Smith argues that these changes do not matter since Duncan still supports the proposition that the OADA and GTCA “irreconcilabl[y] conflict” and therefore, the OADA 180-day claim provision trumps the “more general GTCA notice provision.” Pl.'s Resp. [Doc. No. 9] at 3. This argument is based off a misunderstanding of both statutes. In Duncan, what irreconcilably conflicted with the GTCA was the now repealed statutory provision that allowed OADA employment discrimination claims based on handicap to be brought within two years. Because the GTCA required the claimant to either provide notice within one year or forever be barred from bringing the claim, the Oklahoma Supreme Court said the limitations provisions conflicted.

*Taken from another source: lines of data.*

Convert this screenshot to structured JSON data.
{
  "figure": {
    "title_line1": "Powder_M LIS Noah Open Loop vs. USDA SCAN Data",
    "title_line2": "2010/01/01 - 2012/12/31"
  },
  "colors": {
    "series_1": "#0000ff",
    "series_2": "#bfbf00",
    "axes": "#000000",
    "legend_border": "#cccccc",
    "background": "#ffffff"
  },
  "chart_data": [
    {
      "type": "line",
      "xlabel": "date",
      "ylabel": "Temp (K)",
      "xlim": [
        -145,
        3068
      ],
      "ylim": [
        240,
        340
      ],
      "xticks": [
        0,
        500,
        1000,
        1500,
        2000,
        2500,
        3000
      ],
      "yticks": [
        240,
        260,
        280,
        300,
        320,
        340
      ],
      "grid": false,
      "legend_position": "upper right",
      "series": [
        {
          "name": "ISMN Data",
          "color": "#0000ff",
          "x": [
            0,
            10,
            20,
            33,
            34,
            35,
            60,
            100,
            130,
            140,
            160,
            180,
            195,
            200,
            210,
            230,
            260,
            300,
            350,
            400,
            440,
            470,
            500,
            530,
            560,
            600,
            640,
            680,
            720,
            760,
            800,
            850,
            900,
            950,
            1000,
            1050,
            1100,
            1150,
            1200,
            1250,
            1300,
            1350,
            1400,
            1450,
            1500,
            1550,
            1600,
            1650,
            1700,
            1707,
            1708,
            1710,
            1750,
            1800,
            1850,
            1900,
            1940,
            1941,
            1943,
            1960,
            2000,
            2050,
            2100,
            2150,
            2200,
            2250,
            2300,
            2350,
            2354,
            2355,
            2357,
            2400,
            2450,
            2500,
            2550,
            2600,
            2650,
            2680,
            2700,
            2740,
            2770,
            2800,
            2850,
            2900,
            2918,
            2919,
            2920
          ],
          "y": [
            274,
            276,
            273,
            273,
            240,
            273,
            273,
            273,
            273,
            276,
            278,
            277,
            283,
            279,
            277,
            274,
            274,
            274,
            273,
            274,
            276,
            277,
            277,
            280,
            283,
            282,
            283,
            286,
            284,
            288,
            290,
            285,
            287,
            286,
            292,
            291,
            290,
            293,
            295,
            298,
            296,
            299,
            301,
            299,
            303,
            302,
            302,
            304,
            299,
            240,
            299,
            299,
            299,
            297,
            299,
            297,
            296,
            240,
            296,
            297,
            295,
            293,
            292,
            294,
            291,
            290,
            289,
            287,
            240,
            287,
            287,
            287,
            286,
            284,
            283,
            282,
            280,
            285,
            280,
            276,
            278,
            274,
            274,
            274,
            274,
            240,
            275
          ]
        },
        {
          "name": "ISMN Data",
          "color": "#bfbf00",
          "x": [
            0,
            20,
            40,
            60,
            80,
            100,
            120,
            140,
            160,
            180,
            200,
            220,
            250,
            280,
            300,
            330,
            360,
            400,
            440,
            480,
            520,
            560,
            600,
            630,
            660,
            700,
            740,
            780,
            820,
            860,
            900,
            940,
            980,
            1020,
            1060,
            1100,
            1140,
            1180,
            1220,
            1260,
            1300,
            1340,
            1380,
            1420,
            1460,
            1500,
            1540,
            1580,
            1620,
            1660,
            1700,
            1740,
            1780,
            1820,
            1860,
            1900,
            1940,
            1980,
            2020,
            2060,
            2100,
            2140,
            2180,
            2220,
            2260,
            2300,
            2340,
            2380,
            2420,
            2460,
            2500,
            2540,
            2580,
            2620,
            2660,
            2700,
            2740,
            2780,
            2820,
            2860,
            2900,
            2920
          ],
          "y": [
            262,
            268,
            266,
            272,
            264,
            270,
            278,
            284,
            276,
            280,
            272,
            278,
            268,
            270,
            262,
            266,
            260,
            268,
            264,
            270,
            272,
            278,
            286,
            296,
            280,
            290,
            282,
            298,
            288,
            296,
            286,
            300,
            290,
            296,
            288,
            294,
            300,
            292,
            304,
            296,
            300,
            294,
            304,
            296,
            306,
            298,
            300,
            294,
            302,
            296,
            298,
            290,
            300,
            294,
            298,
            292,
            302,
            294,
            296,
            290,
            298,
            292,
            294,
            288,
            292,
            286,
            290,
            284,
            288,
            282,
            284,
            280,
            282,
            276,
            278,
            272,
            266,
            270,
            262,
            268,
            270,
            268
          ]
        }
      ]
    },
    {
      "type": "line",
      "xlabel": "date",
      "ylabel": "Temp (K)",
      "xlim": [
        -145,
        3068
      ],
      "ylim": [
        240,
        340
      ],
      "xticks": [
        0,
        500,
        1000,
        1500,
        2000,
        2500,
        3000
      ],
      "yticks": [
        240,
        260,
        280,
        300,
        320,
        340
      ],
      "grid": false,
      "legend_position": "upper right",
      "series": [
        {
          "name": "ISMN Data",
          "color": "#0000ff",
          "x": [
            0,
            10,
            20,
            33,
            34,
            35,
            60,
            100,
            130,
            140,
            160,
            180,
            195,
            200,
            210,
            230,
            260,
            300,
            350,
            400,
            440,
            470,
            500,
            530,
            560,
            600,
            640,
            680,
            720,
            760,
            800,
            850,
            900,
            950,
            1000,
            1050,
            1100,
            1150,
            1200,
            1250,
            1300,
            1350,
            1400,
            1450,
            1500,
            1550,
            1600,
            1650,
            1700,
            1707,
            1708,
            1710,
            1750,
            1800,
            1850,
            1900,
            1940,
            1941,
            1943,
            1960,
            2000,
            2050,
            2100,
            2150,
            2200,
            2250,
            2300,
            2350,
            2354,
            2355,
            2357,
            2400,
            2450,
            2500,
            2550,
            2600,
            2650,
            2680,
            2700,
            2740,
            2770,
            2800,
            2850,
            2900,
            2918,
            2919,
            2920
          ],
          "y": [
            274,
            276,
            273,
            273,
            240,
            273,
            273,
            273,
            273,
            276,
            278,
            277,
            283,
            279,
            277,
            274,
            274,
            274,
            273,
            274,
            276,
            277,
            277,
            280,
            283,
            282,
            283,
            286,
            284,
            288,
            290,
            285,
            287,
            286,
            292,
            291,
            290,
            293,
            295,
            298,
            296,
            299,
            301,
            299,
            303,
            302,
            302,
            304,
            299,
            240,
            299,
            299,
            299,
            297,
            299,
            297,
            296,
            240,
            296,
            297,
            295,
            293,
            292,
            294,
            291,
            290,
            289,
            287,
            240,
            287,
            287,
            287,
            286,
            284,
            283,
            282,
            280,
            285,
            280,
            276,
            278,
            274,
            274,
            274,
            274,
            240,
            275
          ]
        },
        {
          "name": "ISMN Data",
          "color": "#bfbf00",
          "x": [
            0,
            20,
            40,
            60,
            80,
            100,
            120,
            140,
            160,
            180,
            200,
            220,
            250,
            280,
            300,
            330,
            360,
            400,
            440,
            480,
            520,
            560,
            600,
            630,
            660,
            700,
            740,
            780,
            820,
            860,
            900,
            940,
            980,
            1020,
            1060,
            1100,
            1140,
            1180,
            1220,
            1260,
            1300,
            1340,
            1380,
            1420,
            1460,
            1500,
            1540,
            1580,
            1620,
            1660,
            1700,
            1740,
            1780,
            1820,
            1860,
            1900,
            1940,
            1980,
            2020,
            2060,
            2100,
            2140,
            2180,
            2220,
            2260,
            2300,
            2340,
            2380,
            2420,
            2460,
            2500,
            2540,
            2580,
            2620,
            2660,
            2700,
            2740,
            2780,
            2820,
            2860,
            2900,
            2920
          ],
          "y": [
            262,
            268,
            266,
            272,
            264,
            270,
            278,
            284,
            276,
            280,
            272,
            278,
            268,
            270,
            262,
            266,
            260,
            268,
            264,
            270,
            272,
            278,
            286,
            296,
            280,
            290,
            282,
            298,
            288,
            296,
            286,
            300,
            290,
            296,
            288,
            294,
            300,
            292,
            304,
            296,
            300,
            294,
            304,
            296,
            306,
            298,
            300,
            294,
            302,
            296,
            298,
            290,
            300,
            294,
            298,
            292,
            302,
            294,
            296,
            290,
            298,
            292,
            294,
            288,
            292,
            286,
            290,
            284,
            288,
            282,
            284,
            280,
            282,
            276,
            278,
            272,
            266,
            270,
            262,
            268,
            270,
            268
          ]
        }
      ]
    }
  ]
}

Here, there is no irreconcilable conflict. The OADA applies to all employers except for those specifically exempt by the statute; none of the exemptions are relevant here. So anytime an individual alleges employment-based discrimination against their employer, that individual must file a charge of employment discrimination with the Attorney General's Office of Civil Rights Enforcement or the EEOC within 180 days of the injury. However, if the employer against whom an individual is alleging employment discrimination is the state or a political subdivision of the state (as is the case here), the individual must, within one year, also present their claim to the state or political subdivision so that it has the opportunity to provide “any appropriate relief including the award of money damages.” 51 Okla. Stat. § 156(A). These requirements are neither contradictory nor mutually exclusive. Instead, they work in conjunction with one another. Unlike the situation in Duncan, both requirements can apply to a claim simultaneously without negating the other.
Accordingly, given the legislature's changes and the text of the GTCA and OADA, the Court determines in this case, as other judges in this district have also determined, that the plaintiff must allege compliance with the notice requirements set forth in the GTCA to plausibly set forth a claim under the OADA. See Jones v. Indep. Sch. Dist. 89, No. CIV-19-797-R, 2019 WL 6917896, at *1 (W.D. Okla. Dec. 19, 2019); Hauck v. Putnam City Indep. Sch. Dist. I001, No. CIV-20-390-G, 2022 WL 3654749, at *3 (W.D. Okla. Aug. 24, 2022). Here, according to Smith's complaint, she timely filed an EEOC charge of discrimination on January 4, 2022 and received her right to sue letter from the EEOC. This satisfies the OADA's requirements set out in § 1350. However, nowhere in Smith's complaint does she allege compliance with the GTCA. Since she has not alleged compliance with the GTCA, she has not shown in her pleading that the City has waived its sovereign immunity. Thus, Smith has failed to state a claim upon which relief can be granted.
IV. CONCLUSION
For these reasons, the Court concludes that Smith has failed to adequately plead compliance with the GTCA's mandatory notice requirement. Consequently, the Court GRANTS the City's Motion to Dismiss [Doc. No. 6] and DISMISSES Count II of Smith's Complaint [Doc. No. 1]. The dismissal of Count II under Rule 12(b)(6) is without prejudice.
Should Smith seek leave to amend her Complaint, she should do so promptly and should comply with Federal Rule of Civil Procedure 15 and Local Civil Rule 15.1.